Behandlung ohne Neurochirurgie: Wissenschaftler finden Weg zur Stimulation tiefer Gehirnschichten

In der modernen Medizin wird die elektrische Stimulation des Gehirns weit verbreitet zur Behandlung von Parkinson, Depressionen und Zwangsstörungen eingesetzt. Bisher erforderte die Beeinflussung tiefer Gehirnschichten jedoch komplexe chirurgische Eingriffe und die Implantation von Elektroden. Eine Gruppe Schweizer Wissenschaftler schlägt eine neue nicht-chirurgische und nicht-invasive Methode vor, die dieses Problem lösen könnte. Dies berichtet Ixbt.com Nachrichten berichtet.
Forscher der Universität Genf, der ETH Zürich und der EPFL Lausanne haben gemeinsam die Technologie der „Temporal Interference Stimulation“ (TIS) entwickelt. Das Besondere an dieser Methode ist, dass sie zwei hochfrequente elektrische Felder über Elektroden auf der Kopfhaut aussendet. Obwohl Neuronen nicht direkt auf diese Frequenzen reagieren, reagieren sie auf das niederfrequente Signal, das durch deren Überlagerung (Interferenz) entsteht.

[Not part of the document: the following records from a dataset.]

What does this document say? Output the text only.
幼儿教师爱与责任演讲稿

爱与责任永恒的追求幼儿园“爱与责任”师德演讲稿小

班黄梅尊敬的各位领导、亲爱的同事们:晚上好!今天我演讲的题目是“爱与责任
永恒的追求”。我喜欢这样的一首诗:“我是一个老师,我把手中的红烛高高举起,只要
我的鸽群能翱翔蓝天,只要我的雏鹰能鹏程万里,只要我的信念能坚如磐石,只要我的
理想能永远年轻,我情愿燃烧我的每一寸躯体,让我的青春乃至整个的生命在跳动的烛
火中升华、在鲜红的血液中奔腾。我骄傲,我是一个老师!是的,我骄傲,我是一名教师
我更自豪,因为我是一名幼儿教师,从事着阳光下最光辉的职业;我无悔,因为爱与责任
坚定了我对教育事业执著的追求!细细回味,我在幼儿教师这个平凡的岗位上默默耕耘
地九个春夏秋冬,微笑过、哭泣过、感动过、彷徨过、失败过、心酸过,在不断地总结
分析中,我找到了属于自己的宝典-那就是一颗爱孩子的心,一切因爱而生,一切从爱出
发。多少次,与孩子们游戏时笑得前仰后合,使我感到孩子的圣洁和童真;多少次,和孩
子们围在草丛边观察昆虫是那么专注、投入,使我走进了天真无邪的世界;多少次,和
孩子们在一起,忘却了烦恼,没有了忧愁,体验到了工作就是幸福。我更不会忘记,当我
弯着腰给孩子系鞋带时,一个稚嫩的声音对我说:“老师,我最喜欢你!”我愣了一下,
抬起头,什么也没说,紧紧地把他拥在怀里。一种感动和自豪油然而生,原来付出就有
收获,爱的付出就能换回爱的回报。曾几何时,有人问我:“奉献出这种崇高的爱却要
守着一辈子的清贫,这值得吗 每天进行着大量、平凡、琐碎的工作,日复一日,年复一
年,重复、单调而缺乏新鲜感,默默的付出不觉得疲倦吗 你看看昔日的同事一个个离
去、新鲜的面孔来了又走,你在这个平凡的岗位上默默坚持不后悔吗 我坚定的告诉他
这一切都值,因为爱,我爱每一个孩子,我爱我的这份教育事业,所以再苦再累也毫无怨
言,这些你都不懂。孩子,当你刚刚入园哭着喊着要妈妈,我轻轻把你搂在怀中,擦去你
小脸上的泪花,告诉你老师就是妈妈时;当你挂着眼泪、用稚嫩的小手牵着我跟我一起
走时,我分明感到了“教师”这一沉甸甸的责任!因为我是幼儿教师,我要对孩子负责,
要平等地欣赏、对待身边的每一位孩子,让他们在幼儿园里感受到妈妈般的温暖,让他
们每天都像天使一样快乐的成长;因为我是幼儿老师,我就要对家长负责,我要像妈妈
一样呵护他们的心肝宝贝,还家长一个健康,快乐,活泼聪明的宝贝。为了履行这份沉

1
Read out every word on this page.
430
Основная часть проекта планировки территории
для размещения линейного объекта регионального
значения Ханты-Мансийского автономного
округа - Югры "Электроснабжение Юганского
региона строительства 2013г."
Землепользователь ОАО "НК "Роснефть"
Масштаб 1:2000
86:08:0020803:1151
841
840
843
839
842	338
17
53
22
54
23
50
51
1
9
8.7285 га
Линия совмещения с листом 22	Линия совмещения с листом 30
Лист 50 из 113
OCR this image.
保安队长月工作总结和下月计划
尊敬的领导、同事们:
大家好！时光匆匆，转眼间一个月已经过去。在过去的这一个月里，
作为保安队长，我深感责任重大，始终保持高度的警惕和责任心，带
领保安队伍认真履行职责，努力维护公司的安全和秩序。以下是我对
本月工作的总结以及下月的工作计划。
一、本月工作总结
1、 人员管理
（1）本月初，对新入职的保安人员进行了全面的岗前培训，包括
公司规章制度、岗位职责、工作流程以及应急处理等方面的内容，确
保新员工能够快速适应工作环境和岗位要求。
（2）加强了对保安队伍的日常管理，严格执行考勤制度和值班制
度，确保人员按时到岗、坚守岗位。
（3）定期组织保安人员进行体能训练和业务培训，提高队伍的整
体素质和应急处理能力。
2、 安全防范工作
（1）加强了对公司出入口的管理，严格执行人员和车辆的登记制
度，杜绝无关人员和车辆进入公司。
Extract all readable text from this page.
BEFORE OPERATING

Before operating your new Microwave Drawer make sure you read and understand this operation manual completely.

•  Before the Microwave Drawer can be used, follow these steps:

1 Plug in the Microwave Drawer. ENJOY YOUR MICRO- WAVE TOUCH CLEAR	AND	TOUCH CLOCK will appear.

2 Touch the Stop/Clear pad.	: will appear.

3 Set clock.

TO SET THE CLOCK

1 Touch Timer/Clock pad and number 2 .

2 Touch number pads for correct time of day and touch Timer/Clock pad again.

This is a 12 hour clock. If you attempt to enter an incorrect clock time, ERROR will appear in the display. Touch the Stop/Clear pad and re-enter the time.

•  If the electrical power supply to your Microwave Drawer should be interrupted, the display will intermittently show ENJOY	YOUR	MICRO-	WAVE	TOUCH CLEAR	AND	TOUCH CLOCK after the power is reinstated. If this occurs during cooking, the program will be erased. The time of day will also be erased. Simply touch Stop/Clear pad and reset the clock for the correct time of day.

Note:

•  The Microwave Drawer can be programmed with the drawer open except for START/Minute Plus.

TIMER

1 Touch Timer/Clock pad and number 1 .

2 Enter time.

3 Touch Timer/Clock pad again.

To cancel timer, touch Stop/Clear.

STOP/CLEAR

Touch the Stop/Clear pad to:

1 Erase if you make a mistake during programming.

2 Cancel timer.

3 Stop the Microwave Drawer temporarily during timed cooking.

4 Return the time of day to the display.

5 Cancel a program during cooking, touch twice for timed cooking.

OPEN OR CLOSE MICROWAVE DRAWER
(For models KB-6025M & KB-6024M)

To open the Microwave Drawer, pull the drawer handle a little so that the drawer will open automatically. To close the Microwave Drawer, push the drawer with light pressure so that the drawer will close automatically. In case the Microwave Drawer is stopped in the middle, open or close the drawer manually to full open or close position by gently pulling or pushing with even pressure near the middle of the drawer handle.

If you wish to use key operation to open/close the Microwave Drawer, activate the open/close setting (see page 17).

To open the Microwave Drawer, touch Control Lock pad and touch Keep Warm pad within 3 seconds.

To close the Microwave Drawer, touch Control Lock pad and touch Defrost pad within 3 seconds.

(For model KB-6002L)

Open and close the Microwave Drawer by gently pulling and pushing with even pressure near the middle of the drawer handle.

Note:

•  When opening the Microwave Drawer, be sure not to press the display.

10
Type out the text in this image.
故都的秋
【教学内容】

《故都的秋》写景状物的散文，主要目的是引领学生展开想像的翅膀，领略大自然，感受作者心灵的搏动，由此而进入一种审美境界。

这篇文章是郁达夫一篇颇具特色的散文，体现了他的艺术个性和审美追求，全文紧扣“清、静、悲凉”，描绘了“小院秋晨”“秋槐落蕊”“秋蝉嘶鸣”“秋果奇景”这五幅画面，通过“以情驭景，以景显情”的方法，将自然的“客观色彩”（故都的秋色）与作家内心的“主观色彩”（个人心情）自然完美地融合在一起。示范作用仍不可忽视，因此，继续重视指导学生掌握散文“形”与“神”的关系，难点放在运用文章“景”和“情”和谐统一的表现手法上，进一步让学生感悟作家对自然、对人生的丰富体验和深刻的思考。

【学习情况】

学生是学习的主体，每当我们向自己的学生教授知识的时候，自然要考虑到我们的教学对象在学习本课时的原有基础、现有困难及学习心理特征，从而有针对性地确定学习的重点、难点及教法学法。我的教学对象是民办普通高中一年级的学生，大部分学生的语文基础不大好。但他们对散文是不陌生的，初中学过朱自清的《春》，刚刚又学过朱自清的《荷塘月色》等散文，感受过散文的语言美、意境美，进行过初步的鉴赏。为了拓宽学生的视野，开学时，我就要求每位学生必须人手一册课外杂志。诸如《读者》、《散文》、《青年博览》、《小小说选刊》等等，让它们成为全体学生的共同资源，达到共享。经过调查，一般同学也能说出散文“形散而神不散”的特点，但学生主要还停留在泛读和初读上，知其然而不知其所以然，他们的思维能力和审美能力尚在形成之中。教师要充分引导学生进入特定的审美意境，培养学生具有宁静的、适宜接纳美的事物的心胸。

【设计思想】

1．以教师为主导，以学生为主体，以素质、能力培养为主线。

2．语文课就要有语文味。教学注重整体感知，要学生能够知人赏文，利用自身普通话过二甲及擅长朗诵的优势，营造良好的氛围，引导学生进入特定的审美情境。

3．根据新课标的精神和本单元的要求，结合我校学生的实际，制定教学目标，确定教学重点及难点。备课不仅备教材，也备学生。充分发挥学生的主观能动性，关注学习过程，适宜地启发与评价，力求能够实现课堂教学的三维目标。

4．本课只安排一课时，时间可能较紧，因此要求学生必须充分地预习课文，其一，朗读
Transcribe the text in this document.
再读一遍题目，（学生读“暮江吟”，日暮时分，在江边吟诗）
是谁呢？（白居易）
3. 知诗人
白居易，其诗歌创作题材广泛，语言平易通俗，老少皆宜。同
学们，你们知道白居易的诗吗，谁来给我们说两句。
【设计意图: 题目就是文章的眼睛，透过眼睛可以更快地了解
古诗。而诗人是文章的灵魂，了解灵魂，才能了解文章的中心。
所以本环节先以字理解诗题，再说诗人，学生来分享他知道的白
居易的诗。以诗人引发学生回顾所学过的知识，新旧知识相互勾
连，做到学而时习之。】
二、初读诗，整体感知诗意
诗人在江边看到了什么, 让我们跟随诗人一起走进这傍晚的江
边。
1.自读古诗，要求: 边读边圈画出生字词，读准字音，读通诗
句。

Funktionsweise der neuen Technologie
Theoretisch ermöglicht die TIS-Methode eine punktgenaue Beeinflussung der tiefsten Strukturen, ohne die oberen Gehirnschichten zu schädigen. Um diese Theorie in der Praxis zu prüfen, führten Wissenschaftler Experimente an Mäusen mittels Elektrophysiologie, Visualisierung der Neuronenaktivität und funktionellem MRT durch. Die Ergebnisse zeigten, dass TIS tatsächlich gezielte Bereiche aktivieren kann.Während der Experimente trat jedoch ein unerwartetes Problem auf: Die elektrischen Impulse stimulierten nicht nur den gewünschten Punkt, sondern auch andere umliegende Bereiche. Dies verdeutlichte die Notwendigkeit, die Präzision der Methode zu erhöhen. Valerio Zerbi, ein Teilnehmer der Studie, betonte, dass das funktionelle MRT es ermöglichte, alle aktivierten Regionen zu sehen und Nebenwirkungen quantitativ zu bewerten, was ein wichtiger Schritt zur Verfeinerung der Methode war.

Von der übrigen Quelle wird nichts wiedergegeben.